Last year, we discussed the Ontario Superior Court’s decision to substantially dismiss a class action commenced by former Pet Valu franchisees on summary judgment (here). On the basis that new evidence had arisen on the motion that could support a new common issue, Justice Belobaba deferred answering two related issues until argument could be heard on the potential new issue. The Court recently released the latest decision in the action (1250264 Ontario Inc. v. Pet Valu Canada, 2015 ONSC 29), and the final outcome of this dispute still remains to be seen.
Justice Belobaba ultimately declined to allow the plaintiff franchisees to add the new common issue in question, as the evidence arising from the summary judgment was not new, and to allow an amendment at the present stage of the litigation would prejudice the defendant.
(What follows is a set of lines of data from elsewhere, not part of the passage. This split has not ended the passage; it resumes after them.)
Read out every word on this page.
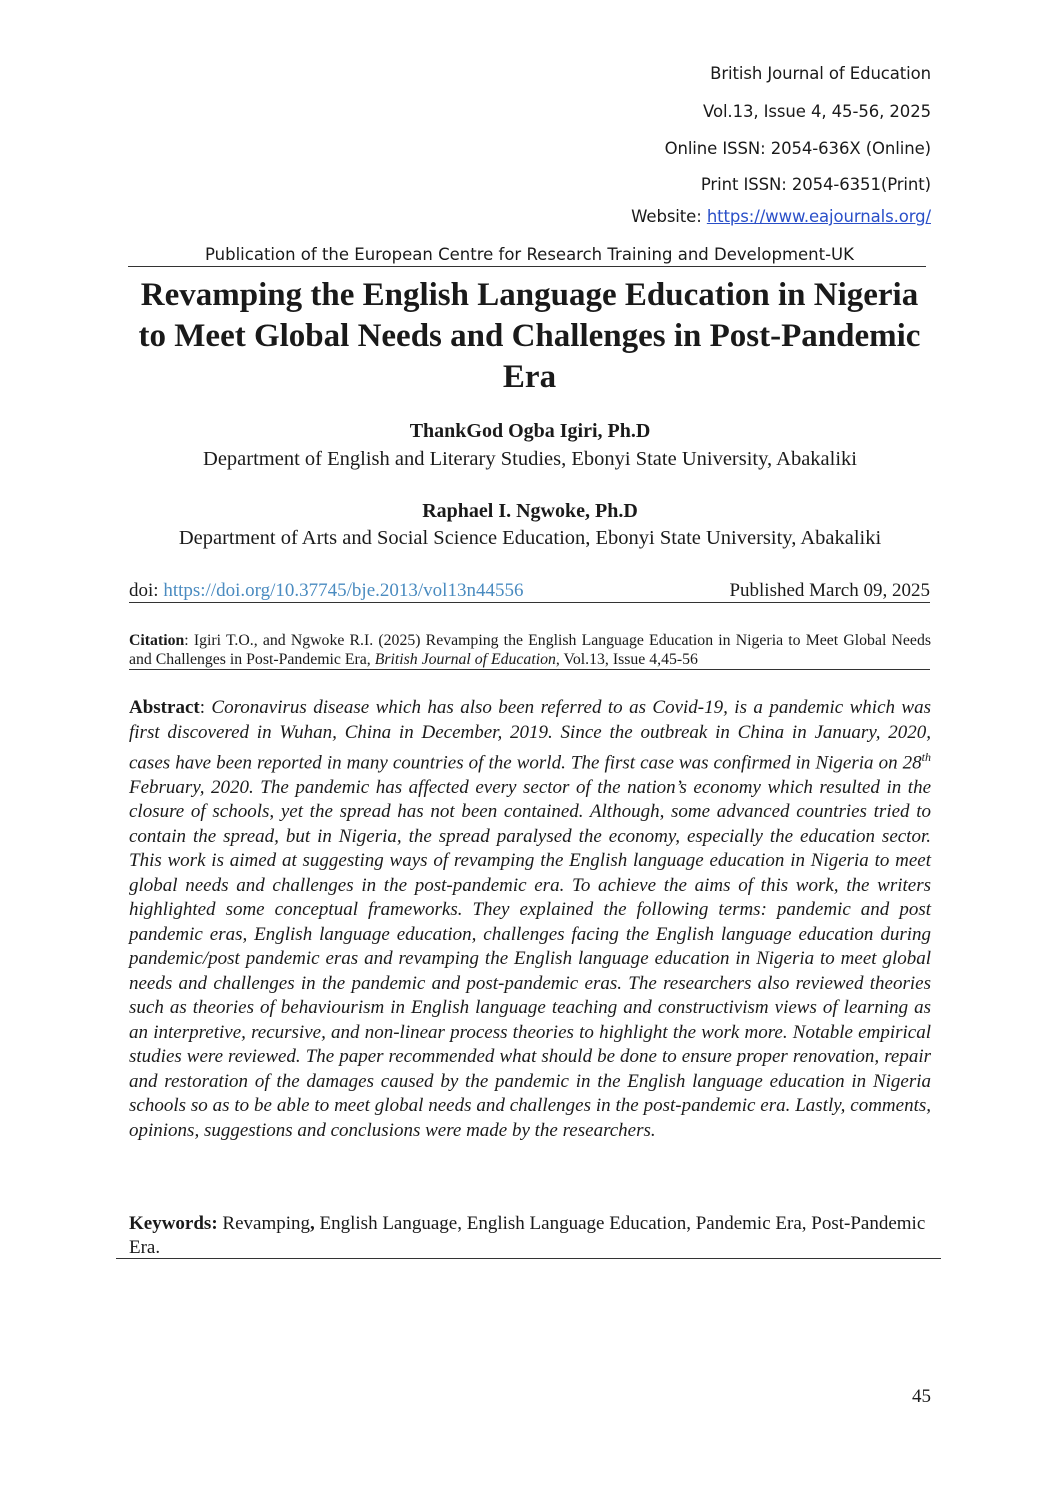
British Journal of Education
Vol.13, Issue 4, 45-56, 2025
Online ISSN: 2054-636X (Online)
Print ISSN: 2054-6351(Print)
Website: https://www.eajournals.org/
Publication of the European Centre for Research Training and Development-UK
Revamping the English Language Education in Nigeria to Meet Global Needs and Challenges in Post-Pandemic Era
ThankGod Ogba Igiri, Ph.D
Department of English and Literary Studies, Ebonyi State University, Abakaliki
Raphael I. Ngwoke, Ph.D
Department of Arts and Social Science Education, Ebonyi State University, Abakaliki
doi: https://doi.org/10.37745/bje.2013/vol13n44556	Published March 09, 2025

Citation: Igiri T.O., and Ngwoke R.I. (2025) Revamping the English Language Education in Nigeria to Meet Global Needs and Challenges in Post-Pandemic Era, British Journal of Education, Vol.13, Issue 4,45-56

Abstract: Coronavirus disease which has also been referred to as Covid-19, is a pandemic which was first discovered in Wuhan, China in December, 2019. Since the outbreak in China in January, 2020, cases have been reported in many countries of the world. The first case was confirmed in Nigeria on 28th February, 2020. The pandemic has affected every sector of the nation’s economy which resulted in the closure of schools, yet the spread has not been contained. Although, some advanced countries tried to contain the spread, but in Nigeria, the spread paralysed the economy, especially the education sector. This work is aimed at suggesting ways of revamping the English language education in Nigeria to meet global needs and challenges in the post-pandemic era. To achieve the aims of this work, the writers highlighted some conceptual frameworks. They explained the following terms: pandemic and post pandemic eras, English language education, challenges facing the English language education during pandemic/post pandemic eras and revamping the English language education in Nigeria to meet global needs and challenges in the pandemic and post-pandemic eras. The researchers also reviewed theories such as theories of behaviourism in English language teaching and constructivism views of learning as an interpretive, recursive, and non-linear process theories to highlight the work more. Notable empirical studies were reviewed. The paper recommended what should be done to ensure proper renovation, repair and restoration of the damages caused by the pandemic in the English language education in Nigeria schools so as to be able to meet global needs and challenges in the post-pandemic era. Lastly, comments, opinions, suggestions and conclusions were made by the researchers.

Keywords: Revamping, English Language, English Language Education, Pandemic Era, Post-Pandemic Era.

45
More importantly, however, he proceeded to decide the question of whether the franchisor had a duty to provide ongoing disclosure, based in the duty of good faith and fair dealing imposed by s. 3 of the Arthur Wishart Act. Although the decision is quite fact-specific (i.e. relying on the specific language used in the disclosure document and franchise agreement), Justice Belobaba held that Pet Valu did have an ongoing duty to disclose the amount of volume rebates it received, pursuant to the s. 3 duty of good faith and fair dealing, and that it breached this duty.
One common issue remains to be determined by the Court: what damages, if any, the franchisor is required to pay for its breach of this duty of ongoing disclosure. Justice Belobaba held he would require further submissions to answer that question, including regarding the limitation period and the quantification of damages.